Editor’s note: This story was updated with comments from PJM.
The Federal Energy Regulatory Commission should reject the PJM Interconnection’s directive to Exelon utilities to make $785 million in transmission upgrades to handle Talen Energy’s planned closure of a coal-fired power plant, according to the Maryland Public Service Commission and the state’s ratepayer advocate.
PJM failed to consider non-transmission alternatives or other options to the planned “grid solutions package” and a possible three-and-a-half-year reliability must-run contract for Talen’s 1,282-MW Brandon Shores plant, which the company plans to shutter by June 1, 2025, the PSC said in a filing to FERC on Monday.
“PJM’s process for the approval of the Grid Solutions Package is flawed and lacking in the transparency that should apply to regulated electric utility investments of the very large magnitudes involved,” the Maryland Office of People’s Counsel, which represents residential utility ratepayers, said in a filing last week. The OPC called for a competitive solicitation for at least some of the planned upgrades.
PJM on Aug. 11 asked FERC to approve the cost allocation for 25 transmission upgrade projects identified in an update to the grid operator’s Regional Transmission Expansion Plan, or RTEP. The transmission projects appear to mainly be given to Exelon utilities, such as Baltimore Gas and Electric, according to the OPC.
Besides violating the Federal Power Act, PJM’s response to Talen’s plan to retire its Brandon Shores power plant near Baltimore highlights flaws in the grid operator’s planning processes, especially around power plant retirements, according to the PSC and OPC.
The power plant’s retirement was foreshadowed long before Talen told PJM about its decision in April, given the plant’s age, its low capacity factors and Talen’s financial troubles, according to the OPC.

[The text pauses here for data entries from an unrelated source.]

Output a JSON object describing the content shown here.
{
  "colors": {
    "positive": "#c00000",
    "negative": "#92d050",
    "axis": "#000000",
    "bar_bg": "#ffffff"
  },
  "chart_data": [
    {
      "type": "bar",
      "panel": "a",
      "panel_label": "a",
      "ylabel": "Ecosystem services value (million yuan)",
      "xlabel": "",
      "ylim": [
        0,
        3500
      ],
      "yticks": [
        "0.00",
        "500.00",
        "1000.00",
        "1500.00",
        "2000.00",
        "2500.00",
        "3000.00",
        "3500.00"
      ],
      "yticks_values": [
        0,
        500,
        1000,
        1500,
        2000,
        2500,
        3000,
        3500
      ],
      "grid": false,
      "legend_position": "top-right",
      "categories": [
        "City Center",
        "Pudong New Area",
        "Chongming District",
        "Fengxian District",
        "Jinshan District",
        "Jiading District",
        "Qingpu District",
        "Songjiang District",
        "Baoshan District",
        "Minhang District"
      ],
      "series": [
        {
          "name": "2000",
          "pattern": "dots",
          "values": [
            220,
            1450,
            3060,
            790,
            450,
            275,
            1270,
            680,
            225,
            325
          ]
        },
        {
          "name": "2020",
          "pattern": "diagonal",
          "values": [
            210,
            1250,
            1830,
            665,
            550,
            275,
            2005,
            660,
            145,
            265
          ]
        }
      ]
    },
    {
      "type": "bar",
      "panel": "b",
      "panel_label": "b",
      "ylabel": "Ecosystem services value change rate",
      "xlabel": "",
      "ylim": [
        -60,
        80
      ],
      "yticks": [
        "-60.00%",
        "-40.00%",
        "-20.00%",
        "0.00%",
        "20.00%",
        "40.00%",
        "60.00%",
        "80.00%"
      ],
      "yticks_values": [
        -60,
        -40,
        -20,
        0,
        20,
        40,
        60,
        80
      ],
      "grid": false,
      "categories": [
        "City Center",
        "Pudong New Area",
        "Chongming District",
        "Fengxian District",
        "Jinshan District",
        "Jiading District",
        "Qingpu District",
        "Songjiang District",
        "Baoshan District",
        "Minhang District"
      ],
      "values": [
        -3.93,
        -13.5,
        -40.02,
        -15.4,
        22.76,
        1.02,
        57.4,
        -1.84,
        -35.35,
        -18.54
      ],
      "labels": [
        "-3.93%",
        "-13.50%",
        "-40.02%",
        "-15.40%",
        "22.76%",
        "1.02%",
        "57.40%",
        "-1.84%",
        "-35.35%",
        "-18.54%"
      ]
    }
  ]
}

“Yet … PJM does not appear to have done any pro-active review of the transmission or non-transmission alternatives to the plant’s deactivation,” the OPC said, noting Baltimore Gas and Electric was assigned $534 million transmission projects, which would increase its FERC-regulated rate base by 35%.
Maryland ratepayers also face “an unknown, but presumably very large,” RMR charge so Talen will keep the Brandon Shores plant running until the planned grid upgrades are finished, according to the OPC.
PJM improperly invoked the “immediate need” designation for the planned transmission projects and failed to comply with a required public comment and consultation process, the OPC said.
The planned transmission projects will likely receive inadequate prudency and cost reviews, according to the OPC.
“The Federal Power Act’s mandate that rates be just and reasonable, in this particular context, supports requiring that PJM, assisted by independent third-party experts, conduct a consolidated review and scrutiny of the costs over the duration of the projects’ design, permitting and construction, accessible to public review,” the OPC said.
PJM disagrees with many of the OPC’s assertions, according to Jeffrey Shields, a spokesperson for the grid operator.
“There is simply no mature technology that can alleviate the need to build transmission to make up for the loss of a nearly 1,300 MW thermal generating plant — even if the generator were replaced by an equivalent amount of solar energy due to the difference in operational characteristics between the two types,” he said.
Also, Shields said that before April, PJM had no clear indication that the plant would close and, in fact, had been informed the plant would switch to fuel oil and continue operating.
PJM notified stakeholders of the Brandon Shores planned retirement and reviewed the needed transmission upgrades and their costs during “multiple” Transmission Expansion Advisory Committee public stakeholder meetings, according to Shields.
“PJM will continue to work with Maryland, BGE and the plant owner to fulfill our obligation to keep power flowing to the residents of Maryland,” he said.
Meanwhile, the PSC urged FERC to direct PJM to conduct its reliability assessment and transmission upgrade approval process for the Brandon Shores retirement in a more holistic manner and with consideration of state policies.
The PSC said it could order non-wholesale assets, such as energy storage, to possibly offset the need for the PJM-approved transmission upgrades.
“By focusing primarily on an immediate transmission solution, the RTEP process — as applied in this instance — precludes consideration of viable alternatives, with the prospect of exposing Maryland ratepayers using the transmission facilities to unreasonable costs,” the PSC said.
It is unclear what alternatives PJM considered instead of entering into an RMR contract with Talen, according to the PSC.
The agency urged FERC to direct PJM to revise its RTEP process “in the interest of achieving reliability in a holistic, timely and cost effective manner.”